Ta-Nehisi Coates makes PEN Literary Awards longlist

Author Ta-Nehisi Coates attended Poly, but graduated from Woodlawn High School.

Ta-Nehisi Coates, the Baltimore writer who recently took home a National Book Award, has made the first cut for another prestigious honor: a PEN Literary Award.

The West Baltimore native made the longlist of authors competing for the 2016 PEN/Diamonstein-Spielvogel Award for the Art of the Essay, one of eight categories in the PEN American Center's annual awards.


Coates, a national correspondent for The Atlantic magazine, was recognized for his book "Between the World and Me," which won a National Book Award for nonfiction last month.

The prospect of a PEN Literary Award is the latest honor in a year of accolades for Coates, who was also awarded a $625,000 "genius grant" as a 2015 fellow of the MacArthur Foundation in September. Coates recently won the Harriet Beecher Stowe Center Prize for Writing to Advance Social Justice for "The Case for Reparations," his June 2014 cover story in The Atlantic.

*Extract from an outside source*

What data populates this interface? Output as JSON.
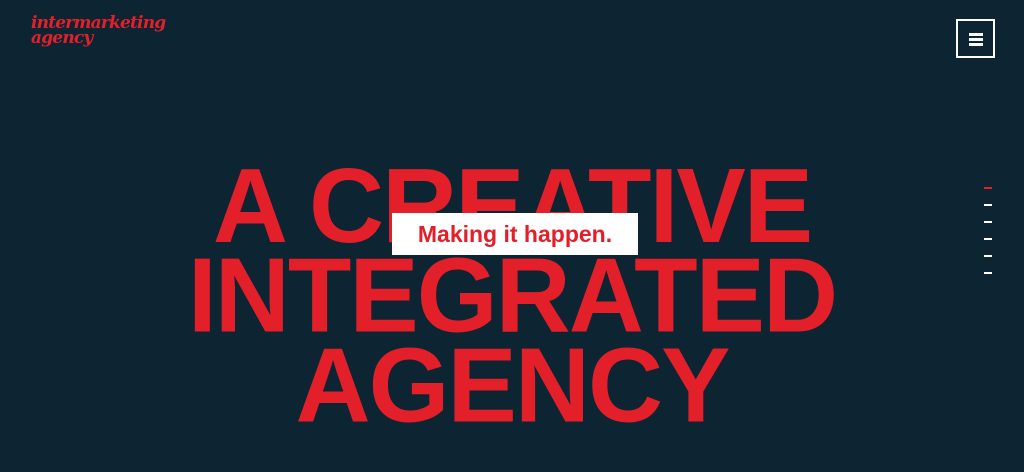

That piece also won a George Polk Award for commentary.


Coates is one of 10 authors in PEN's essay category, which comes with a $10,000 prize for the winner.

The PEN American Center also announced its longlist for the debut fiction category Monday, will continue to roll out its longlists of 80 authors in eight categories through Dec. 10.

Finalists in each category will be announced Feb. 2, and some of the winners will be announced March 1. The remaining awards for debut fiction, art of the essay, open book, literary science writing and the PEN/Fusion Prize will be named live at the 2016 PEN Literary Awards ceremony April 11 in New York City.